I realise this might have been the wrong time for honesty.
“I only married you because you seemed to be the only person who didn’t care that I had herpes” she snaps.
“Wait… what…” I say, looking up from trying to get the fork out.
“And anyway, you kept telling me you were going to be a solicitor.”
“Who in their right mind would want to marry a solicitor?” I ask incredulously.
“It sounded like you’d be rich…”
“I was exaggerating…”
“You were lying.”
“Yes I was.”
“Why would you lie like that?”
“Because I wanted to keep fucking you… at the time.”
“I’ve only ever fucked you because I thought you’d be rich.”
“Why didn’t you stop when I dropped out of University?”
“I thought you’d go back…”
“It was eight years ago…”
“I thought if I kept asking…” she shrugs. “Oh, and your parents have got a lot of money… and they’re old…”
“You’ve been looking forward to my parents dying?” I ask in horror.
“Haven’t you?”
“No” I yelp.
“You don’t like them though…”
“What kind of inhuman monster are you?” I ask.

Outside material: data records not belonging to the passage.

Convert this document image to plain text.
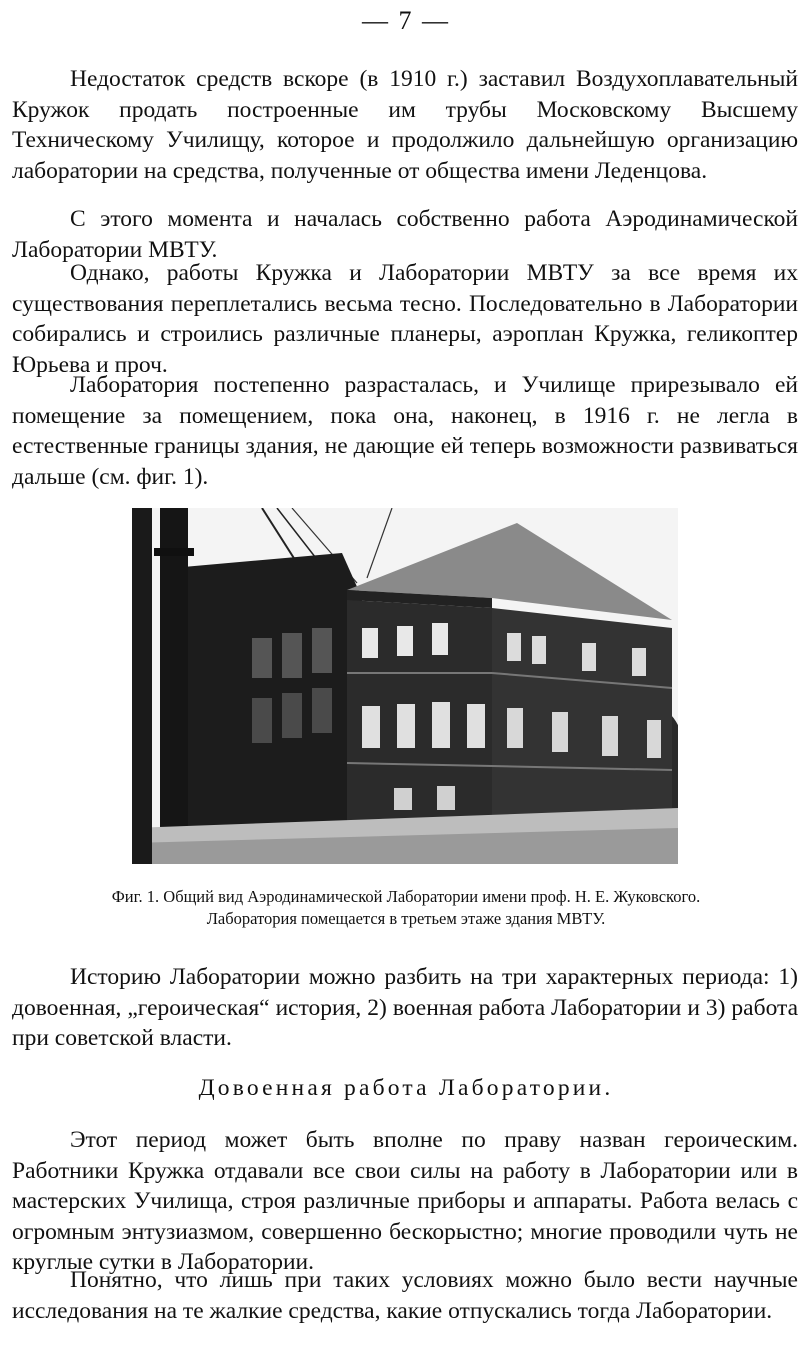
— 7 —

Недостаток средств вскоре (в 1910 г.) заставил Воздухоплавательный Кружок продать построенные им трубы Московскому Высшему Техническому Училищу, которое и продолжило дальнейшую организацию лаборатории на средства, полученные от общества имени Леденцова.

С этого момента и началась собственно работа Аэродинамической Лаборатории МВТУ.

Однако, работы Кружка и Лаборатории МВТУ за все время их существования переплетались весьма тесно. Последовательно в Лаборатории собирались и строились различные планеры, аэроплан Кружка, геликоптер Юрьева и проч.

Лаборатория постепенно разрасталась, и Училище прирезывало ей помещение за помещением, пока она, наконец, в 1916 г. не легла в естественные границы здания, не дающие ей теперь возможности развиваться дальше (см. фиг. 1).

Фиг. 1. Общий вид Аэродинамической Лаборатории имени проф. Н. Е. Жуковского.
Лаборатория помещается в третьем этаже здания МВТУ.

Историю Лаборатории можно разбить на три характерных периода: 1) довоенная, „героическая“ история, 2) военная работа Лаборатории и 3) работа при советской власти.

Довоенная работа Лаборатории.

Этот период может быть вполне по праву назван героическим. Работники Кружка отдавали все свои силы на работу в Лаборатории или в мастерских Училища, строя различные приборы и аппараты. Работа велась с огромным энтузиазмом, совершенно бескорыстно; многие проводили чуть не круглые сутки в Лаборатории.

Понятно, что лишь при таких условиях можно было вести научные исследования на те жалкие средства, какие отпускались тогда Лаборатории.
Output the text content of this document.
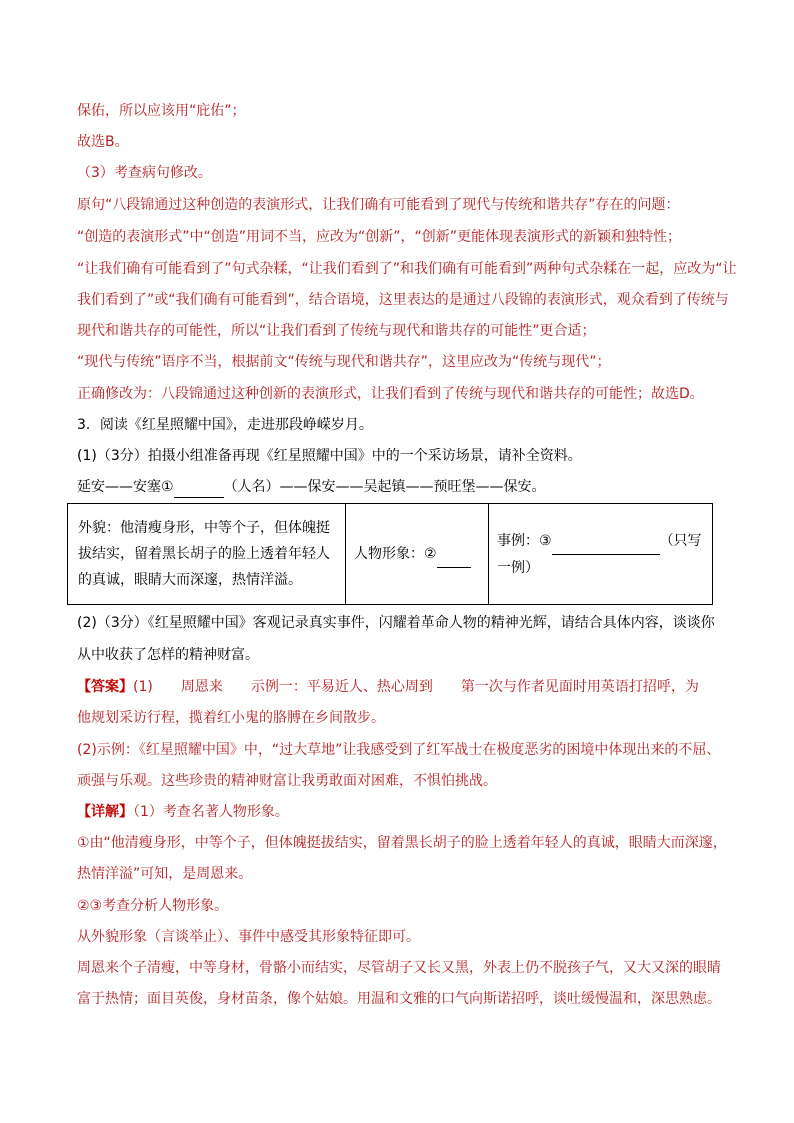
保佑，所以应该用“庇佑”；
故选B。
（3）考查病句修改。
原句“八段锦通过这种创造的表演形式，让我们确有可能看到了现代与传统和谐共存”存在的问题：
“创造的表演形式”中“创造”用词不当，应改为“创新”，“创新”更能体现表演形式的新颖和独特性；
“让我们确有可能看到了”句式杂糅，“让我们看到了”和我们确有可能看到”两种句式杂糅在一起，应改为“让
我们看到了”或“我们确有可能看到”，结合语境，这里表达的是通过八段锦的表演形式，观众看到了传统与
现代和谐共存的可能性，所以“让我们看到了传统与现代和谐共存的可能性”更合适；
“现代与传统”语序不当，根据前文“传统与现代和谐共存”，这里应改为“传统与现代”；
正确修改为：八段锦通过这种创新的表演形式，让我们看到了传统与现代和谐共存的可能性；故选D。
3．阅读《红星照耀中国》，走进那段峥嵘岁月。
(1)（3分）拍摄小组准备再现《红星照耀中国》中的一个采访场景，请补全资料。
延安——安塞①	（人名）——保安——吴起镇——预旺堡——保安。
外貌：他清瘦身形，中等个子，但体魄挺拔结实，留着黑长胡子的脸上透着年轻人的真诚，眼睛大而深邃，热情洋溢。	人物形象：②	事例：③	（只写一例）
(2)（3分）《红星照耀中国》客观记录真实事件，闪耀着革命人物的精神光辉，请结合具体内容，谈谈你
从中收获了怎样的精神财富。
【答案】(1)　　周恩来　　示例一：平易近人、热心周到　　第一次与作者见面时用英语打招呼，为
他规划采访行程，揽着红小鬼的胳膊在乡间散步。
(2)示例：《红星照耀中国》中，“过大草地”让我感受到了红军战士在极度恶劣的困境中体现出来的不屈、
顽强与乐观。这些珍贵的精神财富让我勇敢面对困难，不惧怕挑战。
【详解】（1）考查名著人物形象。
①由“他清瘦身形，中等个子，但体魄挺拔结实，留着黑长胡子的脸上透着年轻人的真诚，眼睛大而深邃，
热情洋溢”可知，是周恩来。
②③考查分析人物形象。
从外貌形象（言谈举止）、事件中感受其形象特征即可。
周恩来个子清瘦，中等身材，骨骼小而结实，尽管胡子又长又黑，外表上仍不脱孩子气，又大又深的眼睛
富于热情；面目英俊，身材苗条，像个姑娘。用温和文雅的口气向斯诺招呼，谈吐缓慢温和，深思熟虑。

“I didn’t say I wanted them to die… I’m just saying I was aware there was a back-up plan.”
“Is there a single thing you like about me other than my eventual wealth?” I ask.
“No… now that I think about it…”
She places her other hand on mine.
“But, there wasn’t much that I really hated about you.”
I stare at her.
“There were other rich guys… ones that had actual money” I suggest.
“It didn’t work out with them. I was too clingy” she shrugs.
“I thought you liked me…”
“I’m clingy… maybe it warps my perceptions a little. I’m on a lot of medication.”
“You never told me you were on medication…”
“See… we’ve found something to talk about…”
“What medication are you on” I say nervously.
“I don’t want to talk about it” she growls.
“Are you on a lot of it?” I ask suspiciously.
“Look, would you rather I took the pills or I left you?”
“I have no feelings either way right now.”